İlk döneminde 13-14 maçta sadece 1 galibiyet (o’da hükmen) alarak bizi ligde bırakan, ikinci döneminde takıma gelmek için gelip, kaderine etki edemeyen ve küme düşmemizde önemli bir etken olan, son döneminde ise süper lig tecrübeli bu takımla puan alan ama futbol oynatamayan mesut hoca görevi bırakacağını açıkladı.

İsterdim ki hocamız daha açık olup yaşanılan her şeyi anlatsın. 

Devre arasında maçı bize getirebilecek 2-3 oyuncudan biri olan Emre’yi çıkardım. Yerine top tutamayan ne yaptığı belli olmayan Leandro’yu aldım. Şampiyonluğa oynayan takımın kazandığı penaltıyı 2-3 haftada bir sonradan oyuna aldığım Leandro’ya attırdım. Bir puanın bile çok değerli olduğu haftalarda takımı komple ileri çıkararak savunmada inanılmaz açıklar verdim. İki golde kalecinin hatası olsa da kontra ataktan yedim, biri öndeyken diğeri 1-1’ken. 2-3 tane de net kaçırdılar.

Bu oyun stilim yaşlı takımımı da yordu. Zaten takım oyunu oynayamıyorduk, şimdi tamamen işleri karıştırdık. Takımın kalitesi bu. Bundan başka bir şey yapma ihtimalim yoktur, çünkü benim kapasitem de tam olarak budur. Hadi paramı ödeyin ben gideyim…

5 hafta puan kaybı yaşayıp (4B,1M) yinede şampiyonluğa inanan Eskişehirspor ve 3 haftalık kayıpla, hala ikinci sırada olmamıza rağmen karışan bir Sivasspor var. Hoca inansa, elle tutulur veya sonunu getirebileceğimiz bir ekip ve futbol olsa, inanın hoca böyle bir fırsatı kaçırıp takımı bırakmaz. Mesut hoca bu işe inanmış ve üst düzey bilgiye sahip olsa devre arasında bu takımın ikinci yarı ne yaşayacağını tahmin eder ona göre bir ekip kurmak isterdi. Yönetim bu isteğini reddederse görevi bırakmalı, istediği adamlar alınırsa da yoluna devam eder bizi süper lige çıkarırdı. Yani hoca işsiz kalmamak için kaldı ve şimdi kariyerini kurtarmak için gidiyor. Hoca’ya sorulacak tek soru budur. Ardından mutlaka gönderilmelidir.

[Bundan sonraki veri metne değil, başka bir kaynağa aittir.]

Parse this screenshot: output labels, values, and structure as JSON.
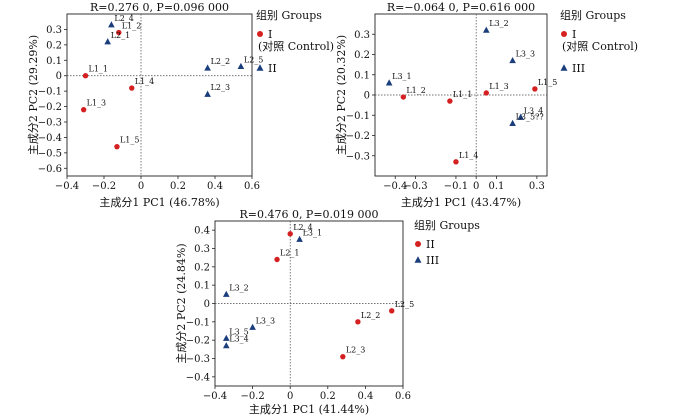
{
  "chart_data": [
    {
      "type": "scatter",
      "title": "R=0.276 0, P=0.096 000",
      "xlabel": "主成分1 PC1 (46.78%)",
      "ylabel": "主成分2 PC2 (29.29%)",
      "xlim": [
        -0.4,
        0.6
      ],
      "ylim": [
        -0.65,
        0.4
      ],
      "xticks": [
        -0.4,
        -0.2,
        0,
        0.2,
        0.4,
        0.6
      ],
      "yticks": [
        -0.6,
        -0.5,
        -0.4,
        -0.3,
        -0.2,
        -0.1,
        0,
        0.1,
        0.2,
        0.3
      ],
      "legend_title": "组别 Groups",
      "legend_position": "right",
      "series": [
        {
          "name": "I (对照 Control)",
          "marker": "circle",
          "color": "#d42020",
          "points": [
            {
              "label": "L1_1",
              "x": -0.3,
              "y": 0.0
            },
            {
              "label": "L1_2",
              "x": -0.12,
              "y": 0.28
            },
            {
              "label": "L1_3",
              "x": -0.31,
              "y": -0.22
            },
            {
              "label": "L1_4",
              "x": -0.05,
              "y": -0.08
            },
            {
              "label": "L1_5",
              "x": -0.13,
              "y": -0.46
            }
          ]
        },
        {
          "name": "II",
          "marker": "triangle",
          "color": "#1a3d7c",
          "points": [
            {
              "label": "L2_1",
              "x": -0.18,
              "y": 0.22
            },
            {
              "label": "L2_2",
              "x": 0.36,
              "y": 0.05
            },
            {
              "label": "L2_3",
              "x": 0.36,
              "y": -0.12
            },
            {
              "label": "L2_4",
              "x": -0.16,
              "y": 0.33
            },
            {
              "label": "L2_5",
              "x": 0.54,
              "y": 0.06
            }
          ]
        }
      ],
      "legend": [
        {
          "marker": "circle",
          "color": "#d42020",
          "line1": "I",
          "line2": "(对照 Control)"
        },
        {
          "marker": "triangle",
          "color": "#1a3d7c",
          "line1": "II",
          "line2": ""
        }
      ]
    },
    {
      "type": "scatter",
      "title": "R=−0.064 0, P=0.616 000",
      "xlabel": "主成分1 PC1 (43.47%)",
      "ylabel": "主成分2 PC2 (20.32%)",
      "xlim": [
        -0.5,
        0.35
      ],
      "ylim": [
        -0.4,
        0.4
      ],
      "xticks": [
        -0.4,
        -0.3,
        -0.1,
        0,
        0.1,
        0.3
      ],
      "yticks": [
        -0.3,
        -0.2,
        -0.1,
        0,
        0.1,
        0.2,
        0.3
      ],
      "legend_title": "组别 Groups",
      "legend_position": "right",
      "series": [
        {
          "name": "I (对照 Control)",
          "marker": "circle",
          "color": "#d42020",
          "points": [
            {
              "label": "L1_1",
              "x": -0.13,
              "y": -0.03
            },
            {
              "label": "L1_2",
              "x": -0.36,
              "y": -0.01
            },
            {
              "label": "L1_3",
              "x": 0.05,
              "y": 0.01
            },
            {
              "label": "L1_4",
              "x": -0.1,
              "y": -0.33
            },
            {
              "label": "L1_5",
              "x": 0.29,
              "y": 0.03
            }
          ]
        },
        {
          "name": "III",
          "marker": "triangle",
          "color": "#1a3d7c",
          "points": [
            {
              "label": "L3_1",
              "x": -0.43,
              "y": 0.06
            },
            {
              "label": "L3_2",
              "x": 0.05,
              "y": 0.32
            },
            {
              "label": "L3_3",
              "x": 0.18,
              "y": 0.17
            },
            {
              "label": "L3_4",
              "x": 0.22,
              "y": -0.11
            },
            {
              "label": "L3_5??",
              "x": 0.18,
              "y": -0.14
            }
          ]
        }
      ],
      "legend": [
        {
          "marker": "circle",
          "color": "#d42020",
          "line1": "I",
          "line2": "(对照  Control)"
        },
        {
          "marker": "triangle",
          "color": "#1a3d7c",
          "line1": "III",
          "line2": ""
        }
      ]
    },
    {
      "type": "scatter",
      "title": "R=0.476 0, P=0.019 000",
      "xlabel": "主成分1 PC1 (41.44%)",
      "ylabel": "主成分2 PC2 (24.84%)",
      "xlim": [
        -0.4,
        0.6
      ],
      "ylim": [
        -0.45,
        0.45
      ],
      "xticks": [
        -0.4,
        -0.2,
        0,
        0.2,
        0.4,
        0.6
      ],
      "yticks": [
        -0.4,
        -0.3,
        -0.2,
        -0.1,
        0,
        0.1,
        0.2,
        0.3,
        0.4
      ],
      "legend_title": "组别 Groups",
      "legend_position": "right",
      "series": [
        {
          "name": "II",
          "marker": "circle",
          "color": "#d42020",
          "points": [
            {
              "label": "L2_1",
              "x": -0.07,
              "y": 0.24
            },
            {
              "label": "L2_2",
              "x": 0.36,
              "y": -0.1
            },
            {
              "label": "L2_3",
              "x": 0.28,
              "y": -0.29
            },
            {
              "label": "L2_4",
              "x": 0.0,
              "y": 0.38
            },
            {
              "label": "L2_5",
              "x": 0.54,
              "y": -0.04
            }
          ]
        },
        {
          "name": "III",
          "marker": "triangle",
          "color": "#1a3d7c",
          "points": [
            {
              "label": "L3_1",
              "x": 0.05,
              "y": 0.35
            },
            {
              "label": "L3_2",
              "x": -0.34,
              "y": 0.05
            },
            {
              "label": "L3_3",
              "x": -0.2,
              "y": -0.13
            },
            {
              "label": "L3_4",
              "x": -0.34,
              "y": -0.23
            },
            {
              "label": "L3_5",
              "x": -0.34,
              "y": -0.19
            }
          ]
        }
      ],
      "legend": [
        {
          "marker": "circle",
          "color": "#d42020",
          "line1": "II",
          "line2": ""
        },
        {
          "marker": "triangle",
          "color": "#1a3d7c",
          "line1": "III",
          "line2": ""
        }
      ]
    }
  ]
}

 Alınan mağlubiyeti kaleciye mal etmek çok doğru değil. İkinci sıradaki takımın hocası görevi bırakıyorsa sorun daha büyük demektir. Ters giden bir şeyleri göstermeye çalışırken hatanın nerede olduğunu belki de en net söyleyen benim. Hocada, futbolcuda zamanı gelince gidecek ama memlekette kalıp yüz yüze bakacak olan bizleriz. Hakeme, futbolcuya, rakibe, hatta taraftara isyan edip söylemediği söz kalmayan ama yönetime asla toz kondurmayan ağabeylerim de çok masum sayılmazlar. Yanlış giden veya haksızlık yapılan bir işin doğrusunu söylemek, dürüst olmak insanın yapısı ve karakteriyle alakalı bir durumdur. Aklı sıra vefa örneği göstermeye çalışmayın. Biz 4 yıldır vefamızı gösterdik. Şimdi son sözümü söylüyorum;  YA İCRAAT, YA İSTİFA!